Researchers from ISC RAS and IGIC RAS have prepared and studied novel forms of antidepressant drug amitriptyline. The authors have synthesized multicomponent crystals of the substance with maleic, fumaric, oxalic, gallic, and orthophosphoric acids that can affect the drug dissolution rate in the human body. The researchers were able to prepare novel sustained-release crystalline forms of the drug, in which the rate of the active ingredient release became almost 88% lower. The researchers' work can be applied in pharmacology and medicine: become the foundation for a novel, improved amitriptyline dosage form. The results of the study supported by a grant of the Russian Science Foundation (grant No. 22-13-00031) were published in the journal Crystal Growth & Design (https://pubs.acs.org/doi/abs/10.1021/acs.cgd.3c00751).
The object of the study was amitriptyline, a classical tricyclic antidepressant drug that has long been considered the standard in the therapy of a variety of mental disorders, including depression, panic attacks, insomnia, attention deficit and hyperactivity disorder (ADHD), bulimia, etc. Besides, the drug can be applied as a local anaesthetic to treat chronic pain syndromes, such as migraine or fibromyalgia. Amitriptyline is known to have much higher therapeutic efficiency than a lot of more modern antidepressants but also to produce stronger side effects. The main commercial form of amitriptyline is amitriptyline hydrochloride (a salt of amitriptyline and hydrochloric acid), which has a high dissolution rate and fast uptake. This leads to a quick noticeable effect, which disappears as quickly as it emerged. All this makes it necessary to design sustained-release drug forms, in which the medication is absorbed slowly. They reduce the severity of side effects (which can be rather bad in case of antidepressants) and overdose risks. Besides, sustained-release drugs have a longer dosing interval and are easier to administer. They also make the risks of missed doses lower (statistically, 30-60% of patients with depression or bipolar disorder skip doses of antidepressant drugs and 35-45% do not take prescribed medicines for three or more days).
One of the ways to change the dissolution rate can be multicomponent crystals, in which the active ingredient binds with substances that are harmless to the human body. In their work, the researchers have for the first time prepared and studied novel multicomponent crystals of amitriptyline with maleic, fumaric, oxalic, gallic, and orthophosphoric acids. The molecular packaging in the crystal was determined based on the X-ray diffraction data, whereas the role of intermolecular interactions in the crystal stabilization was studied by computational methods. The crystal dissolution experiment was made in conditions imitating dissolution of a tablet in the human stomach, and the dissolution profiles were processed based on five models.

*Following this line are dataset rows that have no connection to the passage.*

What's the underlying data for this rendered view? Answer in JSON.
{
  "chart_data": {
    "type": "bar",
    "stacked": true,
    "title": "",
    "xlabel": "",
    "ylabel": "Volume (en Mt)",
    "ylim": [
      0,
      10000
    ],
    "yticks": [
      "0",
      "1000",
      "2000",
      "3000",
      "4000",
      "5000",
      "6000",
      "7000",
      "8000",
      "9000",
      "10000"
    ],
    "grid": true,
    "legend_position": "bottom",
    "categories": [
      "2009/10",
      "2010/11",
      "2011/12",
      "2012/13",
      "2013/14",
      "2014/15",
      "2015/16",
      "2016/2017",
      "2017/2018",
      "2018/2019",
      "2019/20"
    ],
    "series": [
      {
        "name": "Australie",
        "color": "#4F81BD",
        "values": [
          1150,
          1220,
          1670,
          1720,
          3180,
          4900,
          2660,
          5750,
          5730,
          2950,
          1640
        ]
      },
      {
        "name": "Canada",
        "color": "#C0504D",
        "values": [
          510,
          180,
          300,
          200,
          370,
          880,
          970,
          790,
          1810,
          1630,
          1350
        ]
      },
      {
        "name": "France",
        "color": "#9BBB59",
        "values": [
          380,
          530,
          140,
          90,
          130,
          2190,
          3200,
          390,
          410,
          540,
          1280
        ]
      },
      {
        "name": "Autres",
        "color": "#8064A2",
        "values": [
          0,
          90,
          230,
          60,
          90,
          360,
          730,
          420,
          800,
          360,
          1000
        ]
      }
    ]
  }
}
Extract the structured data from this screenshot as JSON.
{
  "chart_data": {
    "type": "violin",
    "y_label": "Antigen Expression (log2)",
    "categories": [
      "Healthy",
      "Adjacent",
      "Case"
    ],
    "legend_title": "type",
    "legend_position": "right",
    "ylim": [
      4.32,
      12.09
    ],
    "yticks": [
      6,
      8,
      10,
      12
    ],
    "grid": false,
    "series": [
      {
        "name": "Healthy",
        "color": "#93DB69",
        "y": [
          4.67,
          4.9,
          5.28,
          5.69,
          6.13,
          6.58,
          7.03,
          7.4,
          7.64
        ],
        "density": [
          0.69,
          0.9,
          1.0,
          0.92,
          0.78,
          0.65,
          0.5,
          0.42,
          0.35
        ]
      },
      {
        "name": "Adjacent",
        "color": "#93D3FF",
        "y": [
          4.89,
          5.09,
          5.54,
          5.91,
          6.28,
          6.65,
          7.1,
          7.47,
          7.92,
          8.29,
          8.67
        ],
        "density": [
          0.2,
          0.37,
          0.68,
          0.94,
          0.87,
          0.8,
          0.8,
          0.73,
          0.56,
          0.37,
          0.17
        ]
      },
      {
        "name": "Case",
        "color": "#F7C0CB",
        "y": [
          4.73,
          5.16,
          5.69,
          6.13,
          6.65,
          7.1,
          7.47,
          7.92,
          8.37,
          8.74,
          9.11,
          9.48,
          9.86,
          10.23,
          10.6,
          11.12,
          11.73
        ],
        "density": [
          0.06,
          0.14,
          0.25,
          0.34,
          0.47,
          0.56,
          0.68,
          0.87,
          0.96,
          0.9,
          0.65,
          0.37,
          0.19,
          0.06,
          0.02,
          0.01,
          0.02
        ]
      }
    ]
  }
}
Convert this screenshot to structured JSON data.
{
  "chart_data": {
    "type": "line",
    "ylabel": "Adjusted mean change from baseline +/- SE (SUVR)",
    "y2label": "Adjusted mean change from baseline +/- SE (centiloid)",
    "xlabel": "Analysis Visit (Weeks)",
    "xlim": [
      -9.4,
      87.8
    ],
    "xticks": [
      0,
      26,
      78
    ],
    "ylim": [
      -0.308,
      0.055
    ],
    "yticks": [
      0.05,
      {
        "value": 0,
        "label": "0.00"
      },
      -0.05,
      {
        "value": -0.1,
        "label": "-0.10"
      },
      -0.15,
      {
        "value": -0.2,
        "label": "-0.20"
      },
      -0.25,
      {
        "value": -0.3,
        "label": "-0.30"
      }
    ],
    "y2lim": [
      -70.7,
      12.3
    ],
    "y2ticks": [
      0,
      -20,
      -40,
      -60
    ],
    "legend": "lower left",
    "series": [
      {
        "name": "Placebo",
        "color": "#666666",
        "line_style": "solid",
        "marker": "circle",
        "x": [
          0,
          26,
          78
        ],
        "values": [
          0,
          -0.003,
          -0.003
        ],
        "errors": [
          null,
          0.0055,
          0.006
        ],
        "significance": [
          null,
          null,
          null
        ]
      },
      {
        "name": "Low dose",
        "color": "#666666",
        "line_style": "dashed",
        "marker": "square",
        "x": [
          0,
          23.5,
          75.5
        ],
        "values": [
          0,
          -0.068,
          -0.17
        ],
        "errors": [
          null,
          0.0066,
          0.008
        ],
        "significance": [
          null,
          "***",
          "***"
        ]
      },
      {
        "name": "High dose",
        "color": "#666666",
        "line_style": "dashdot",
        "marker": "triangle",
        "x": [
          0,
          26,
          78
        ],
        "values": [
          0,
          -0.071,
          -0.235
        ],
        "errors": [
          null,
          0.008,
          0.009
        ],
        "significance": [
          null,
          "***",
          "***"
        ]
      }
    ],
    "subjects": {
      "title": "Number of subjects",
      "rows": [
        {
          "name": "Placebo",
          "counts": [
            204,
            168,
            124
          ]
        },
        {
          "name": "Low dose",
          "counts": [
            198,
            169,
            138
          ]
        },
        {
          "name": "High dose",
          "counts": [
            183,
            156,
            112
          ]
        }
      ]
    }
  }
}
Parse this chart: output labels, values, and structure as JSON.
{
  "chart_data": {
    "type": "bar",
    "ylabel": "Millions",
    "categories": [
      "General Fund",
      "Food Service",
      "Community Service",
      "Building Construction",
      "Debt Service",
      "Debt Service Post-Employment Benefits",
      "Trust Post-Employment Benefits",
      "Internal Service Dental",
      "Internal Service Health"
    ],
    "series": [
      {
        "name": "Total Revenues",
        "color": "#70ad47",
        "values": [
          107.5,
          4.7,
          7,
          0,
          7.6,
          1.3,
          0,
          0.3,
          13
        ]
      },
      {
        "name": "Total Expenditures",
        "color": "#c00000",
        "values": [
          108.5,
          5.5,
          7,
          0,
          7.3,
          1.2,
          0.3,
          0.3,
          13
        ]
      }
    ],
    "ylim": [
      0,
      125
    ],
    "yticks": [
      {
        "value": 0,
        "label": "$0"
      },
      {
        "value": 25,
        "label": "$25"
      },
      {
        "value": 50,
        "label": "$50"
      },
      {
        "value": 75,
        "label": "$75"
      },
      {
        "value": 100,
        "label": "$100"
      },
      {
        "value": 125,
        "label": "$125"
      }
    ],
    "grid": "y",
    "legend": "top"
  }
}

The authors proposed a method of obtaining multicomponent crystals of amitriptyline. The obtained crystals were found to have a layered packing with the amitriptyline cation layers alternating with the layers of anions of the second component. The novel crystaline forms of amitriptyline demonstrated lower solubility and lower rate (by almost 88%) of the drug release from the tablet, which agrees with the ion packaging in the crystals. Amitriptyline is released from tablets evenly over time, which must lead to a steady therapeutic effect and reduce the need for auxiliary substances.
The obtained multicomponent crystals have great prospects as the basis for controlled sustained-release amitriptyline drug forms. When administered, such drug form will ensure a constant concentration of the active ingredient in the human body for a long time. Sustained-release forms do not require frequent doses, which is convenient for administration in hospitals, reduces side effects and risks of missed doses and accidental overdosage.